Dolphin are among the Gulf’s fastest fish to the bait, the fastest-growing fish and the fastest-moving fish, going wherever there’s bait. That could be the first color change or one many miles over the horizon.

“Just because you think you’ve found the rip doesn’t mean you’ve found the one with the fish on it. There are usually several color changes and grass lines out there,” Rauch said. “You’ve got to have chicken dolphin (juveniles) and flying fish and other bait on that line or the bigger fish will find a place that does.”

Cobia

Russell Freeland no longer makes his home in South Louisiana, but the large-animal veterinarian now practicing in upstate New York will always have the waters south of Freshwater Bayou in heart.

And he can’t wait to get down here this summer to try and top the 73.59-pound lemonfish caught aboard his father’s boat last summer.

That fish was a personal best and the winner of the division for 2013.

Offshore fishing out of the western half of the state always means long rides to the fishing grounds, since the Gulf floor gently tapers to appropriate depths for the targeted species.

This has its good points and its bad points, but what it definitely does is cut down on the amount of competition — especially for cobia.

“If I’m fishing at a rig and there’s another boat on it, that’s a rare thing,” Freeland said. “That’s what makes these fish a little more available to us over here: They just don’t get caught or bothered as much as they do on the other end of the state.

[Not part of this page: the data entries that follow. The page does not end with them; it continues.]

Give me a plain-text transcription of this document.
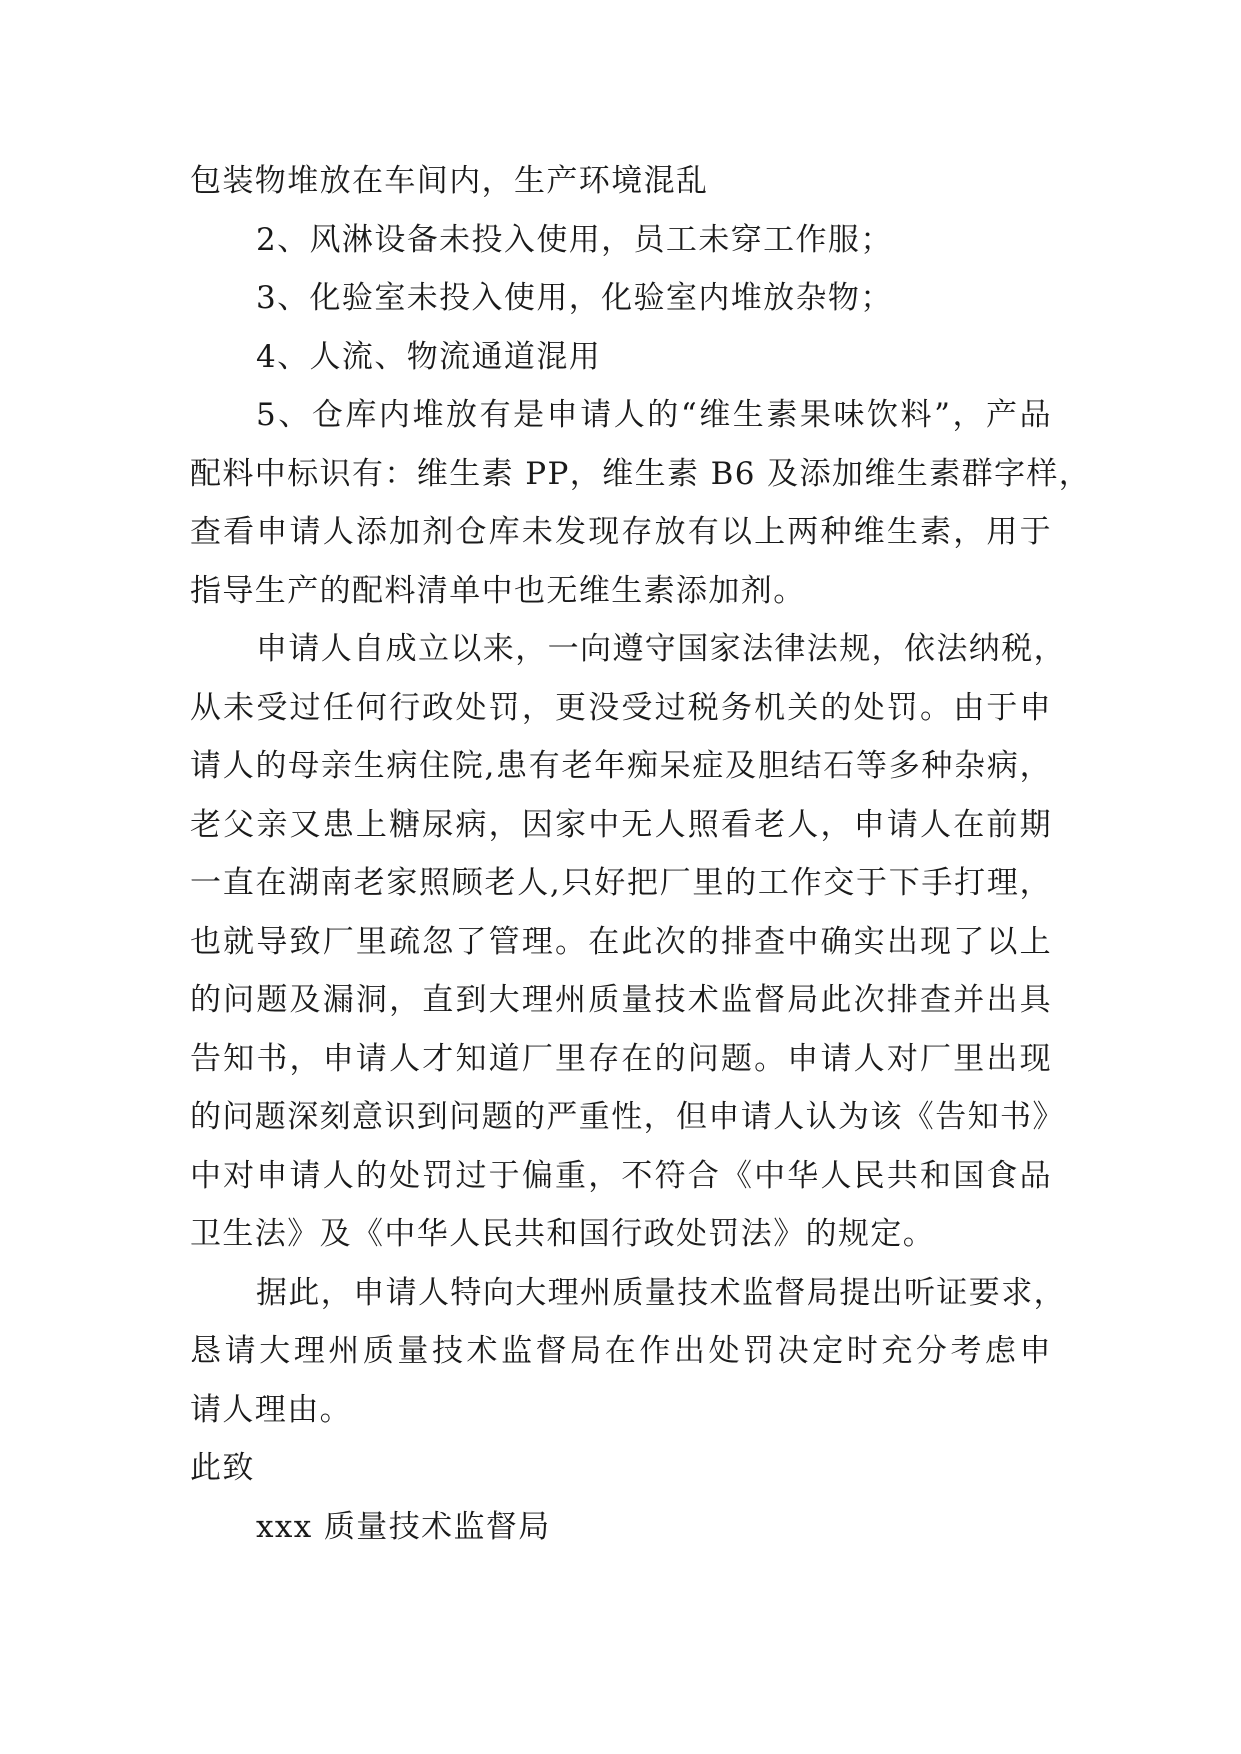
包装物堆放在车间内，生产环境混乱
2、风淋设备未投入使用，员工未穿工作服；
3、化验室未投入使用，化验室内堆放杂物；
4、人流、物流通道混用
5、仓库内堆放有是申请人的“维生素果味饮料”，产品
配料中标识有：维生素 PP，维生素 B6 及添加维生素群字样，
查看申请人添加剂仓库未发现存放有以上两种维生素，用于
指导生产的配料清单中也无维生素添加剂。
申请人自成立以来，一向遵守国家法律法规，依法纳税，
从未受过任何行政处罚，更没受过税务机关的处罚。由于申
请人的母亲生病住院,患有老年痴呆症及胆结石等多种杂病，
老父亲又患上糖尿病，因家中无人照看老人，申请人在前期
一直在湖南老家照顾老人,只好把厂里的工作交于下手打理，
也就导致厂里疏忽了管理。在此次的排查中确实出现了以上
的问题及漏洞，直到大理州质量技术监督局此次排查并出具
告知书，申请人才知道厂里存在的问题。申请人对厂里出现
的问题深刻意识到问题的严重性，但申请人认为该《告知书》
中对申请人的处罚过于偏重，不符合《中华人民共和国食品
卫生法》及《中华人民共和国行政处罚法》的规定。
据此，申请人特向大理州质量技术监督局提出听证要求，
恳请大理州质量技术监督局在作出处罚决定时充分考虑申
请人理由。
此致
xxx 质量技术监督局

“If we’re 80 miles out, we’re still in about 160 feet of water.”

Freeland’s big fish came before the prime fishing grounds had been reached while the rest of the crew was trying to catch hardtails for bait.

Some live bait had already been secured, so he lowered a hardtail down in hopes of tempting one of the two cobia he’d spied upon pulling up to the rig.

“I didn’t see that fish, but there were two that were near the surface when we pulled up and then immediately went down,” Freeland said. “He hit it pretty close to the bottom.”

When the fish came into view — still some ways away from the boat — Freeland knew he had a good fish, and all lines were cleared. With some careful maneuvering, the winning fish was soon dispatched into the fish box, and the day’s fishing continued.

Freeland said a few things can tip the odds in anglers’ favor when targeting big cobia. Preparation and being nimble is key in taking a shot when a shot is available to be taken.

“I’m looking hard at the rig when we first pull up. And if I see fish on the surface, I’m able to cast a good live bait to them almost immediately,” said Freeman, adding that live hardhead catfish with the spines clipped off are a bait of choice. “It helps a lot to use a rod and reel you can cast a good live bait with.

“The first presentation is critical.”

Should the first strike prove unsuccessful, Freeland said stealth plays a key role in making fish bite.

“Fluorocarbon is your friend, and I don’t like to use a weight or swivel attaching it to the main line,” he said. “It’s almost like rigging for mangrove snapper fishing: You never know what kind of mood they’re going to be in.”